Both scenarios forced a change in consumer habits. Last year, as the payments ecosystem expanded and digital payments surged, e-commerce reached an estimated $794.50 billion in 2020.  Vince Graziani from IDEX Biometrics explores this further. 

Adapt to survive: reimaging the traditional high street

Although the change in consumer habits was brought on by the effects of the pandemic, it will cause a shake-up of preferences that will be felt by retailers long after. This will have lasting impacts on the shape of our retail sector. It would be easy to assume that COVID has finally killed the shopping mall, but many retail experts remain optimistic and the government has given a cash injection to restore some struggling stores. However, even ‘retail guru’ Mary Portas has argued that retailers need to evolve and change the high-street experience completely if they are to avoid the same fate as Topshop and Debenhams.

Rather than a demise of the high street, the pandemic looks set to force change once again towards more experiential retail practices that prioritise hassle-free shopping in a high-hygiene environment.

Pandemic leading the way for touch-free shopping experiences

With the potential for viruses to live on surfaces such as handles, hangers and touchscreens, touch-free innovative shopping experiences are essential to pave the way forward for brick-and-mortar retailers.

Finding creative ways to help people shop will be the way that high-street retail innovates for years to come - and it will all be touch-free. Although these immersive experiences are being trialled now, iterations are happening quickly which is setting the trajectory for retailers.

Data-driven personalisation and artificial intelligence are likely to be game-changing innovations, blending the physical and digital shopping experience. Think gamification and storytelling with customised apps that reveal exclusive content about products or items of clothing to create an immersive physical experience.

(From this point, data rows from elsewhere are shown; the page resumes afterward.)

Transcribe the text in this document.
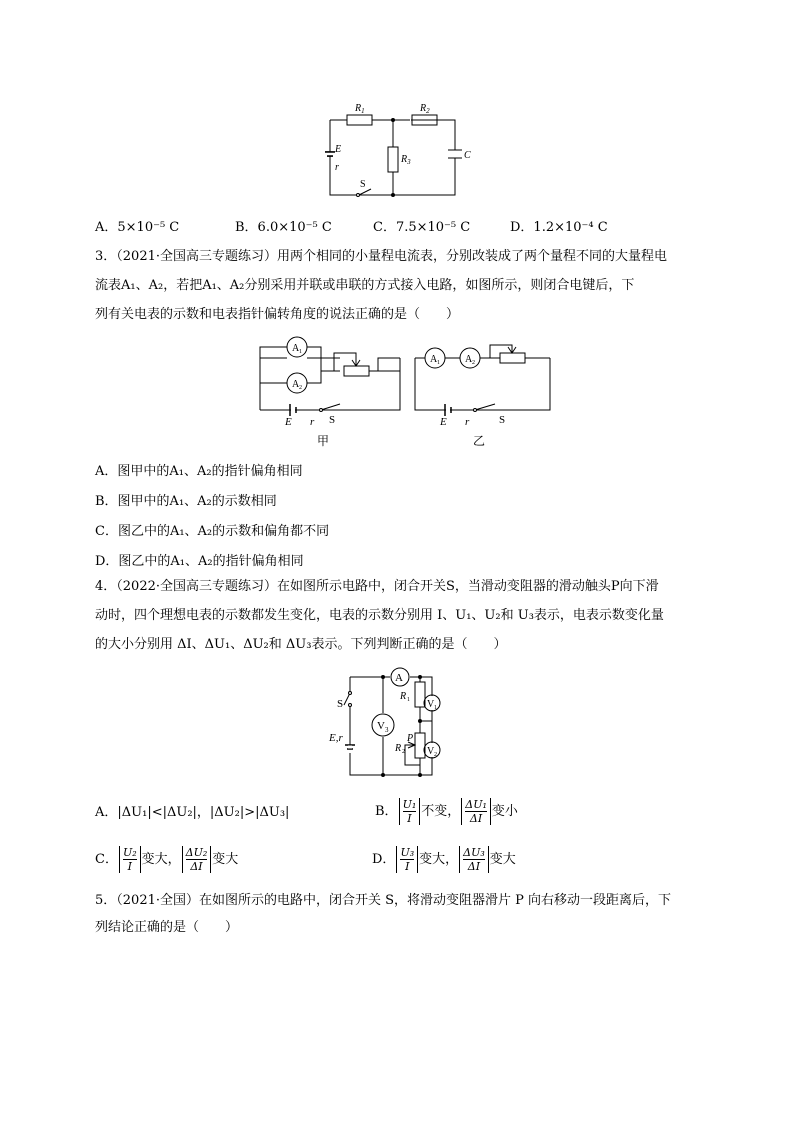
$R_1$	$R_2$
$R_3$
E
r
C
S
A．5×10⁻⁵ C	B．6.0×10⁻⁵ C	C．7.5×10⁻⁵ C	D．1.2×10⁻⁴ C
3．（2021·全国高三专题练习）用两个相同的小量程电流表，分别改装成了两个量程不同的大量程电
流表A₁、A₂，若把A₁、A₂分别采用并联或串联的方式接入电路，如图所示，则闭合电键后，下
列有关电表的示数和电表指针偏转角度的说法正确的是（　　）
A 1
A 2
A 1	A 2
E r S	E r	S
甲	乙
A．图甲中的A₁、A₂的指针偏角相同
B．图甲中的A₁、A₂的示数相同
C．图乙中的A₁、A₂的示数和偏角都不同
D．图乙中的A₁、A₂的指针偏角相同
4．（2022·全国高三专题练习）在如图所示电路中，闭合开关S，当滑动变阻器的滑动触头P向下滑
动时，四个理想电表的示数都发生变化，电表的示数分别用 I、U₁、U₂和 U₃表示，电表示数变化量
的大小分别用 ΔI、ΔU₁、ΔU₂和 ΔU₃表示。下列判断正确的是（　　）
A
V 1
V 2
V 3
R 1
R 2
P
S
E,r
A．|ΔU₁|<|ΔU₂|，|ΔU₂|>|ΔU₃|	B． $\frac{\text{U₁}}{I}$ 不变， $\frac{\text{ΔU₁}}{\Delta I}$ 变小
C． $\frac{\text{U₂}}{I}$ 变大， $\frac{\text{ΔU₂}}{\Delta I}$ 变大	D． $\frac{\text{U₃}}{I}$ 变大， $\frac{\text{ΔU₃}}{\Delta I}$ 变大
5．（2021·全国）在如图所示的电路中，闭合开关 S，将滑动变阻器滑片 P 向右移动一段距离后，下
列结论正确的是（　　）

The ability to make reservations for a more intimate and safe physical shopping experience is another approach.

To deliver a high-hygiene-and-high-security high street, the payments industry must look to integrate biometric fingerprint sensors into familiar payment cards to authenticate payments.

The payment revolution

But there is another aspect of the touch-free shopping experience that has advanced even more rapidly: the in-store check-out process. Since the COVID outbreak, ‘proximity payments’ – contactless or mobile forms of payment – have increased by 18.9% to accommodate pandemic-driven demand.

Retailers and the payments industry were already headed this way, but, according to Business Insider research, the pandemic has advanced the digitalisation of payments by two to three years. With these changes to the digital payments landscape consumers will become used to making fast, contactless card payments and begin to demand a faster, smarter and better way to pay to improve their retail experience.

In response, the payments ecosystem has expanded significantly in the last year, advancing to include biometric payments, such as the newly released Amazon One, which allows consumers to pay using a palm scanning device linked to a payment card in Amazon’s ‘staff-less stores’.

We’ve also seen facial payment methods roll out in China – where Ant Group’s Alipay has introduced the ability to ‘pay with a smile’ through a facial recognition self-order platform. However, there the payment technology has largely failed to gain popularity, predominantly because of concerns about how personal data will be used or stored.

Growing security concerns

This acceleration of digital payments has deepened worries across the board about the use of personal data and risks involved and, as a result, payment security has been raised higher up the consumer agenda. Whilst minimising contact and queues, the palm scanner doesn’t remove the security issues completely as payment data is still stored on Amazon’s cloud which carries a potential risk of a data breach. As a result, we may see a reluctance from consumers to hand over their data to big corporations.

Similarly, whilst contactless card and mobile wallet payments were designed to make our lives easier, the spending limits enforced to make them secure have been a source of frustration in the pandemic. The contactless limit has already risen to £45 in the UK in 2020, and there is speculation the spend limit could be increased again to £100. Some banks in the US have already raised contactless limits to the full credit limit of the card.  Obviously, these changes are to the detriment of security.

So, it’s clear that consumers need a new form of touch-free payment that is secure, convenient, safe and personal.

Combining convenience and security in biometric payment cards

This is where fingerprint biometric payment cards can play a pivotal role. To deliver a high-hygiene-and-high-security high street, the payments industry must look to integrate biometric fingerprint sensors into familiar payment cards to authenticate payments. This in-card sensor need only be touched by the user of the card, making it hygienic while linking the person to their payment data. Biometric cards, therefore, address the health concerns of today’s coronavirus-conscious consumers without compromising data security.

Importantly, upon registration, an abstract biometric template is stored in the secure element of the card and never leaves the device. Such technology provides all the security that biometrics promises, without the threat of personal data being breached - also removing the incentive for theft or misuse.

With lockdown restrictions easing and as the high street begins to re-open again, the contactless payment debate around hygiene, convenience and security will continue to press on. Over the next few months, consumer health concerns will remain a high priority for not only the retail industry but also for other industries too.

The COVID-19 pandemic, despite the overall economic impact, has provided new opportunities for retailers wishing to embrace change. To survive economic downturns, retailers need to innovate the customer experience to reflect current demands will succeed.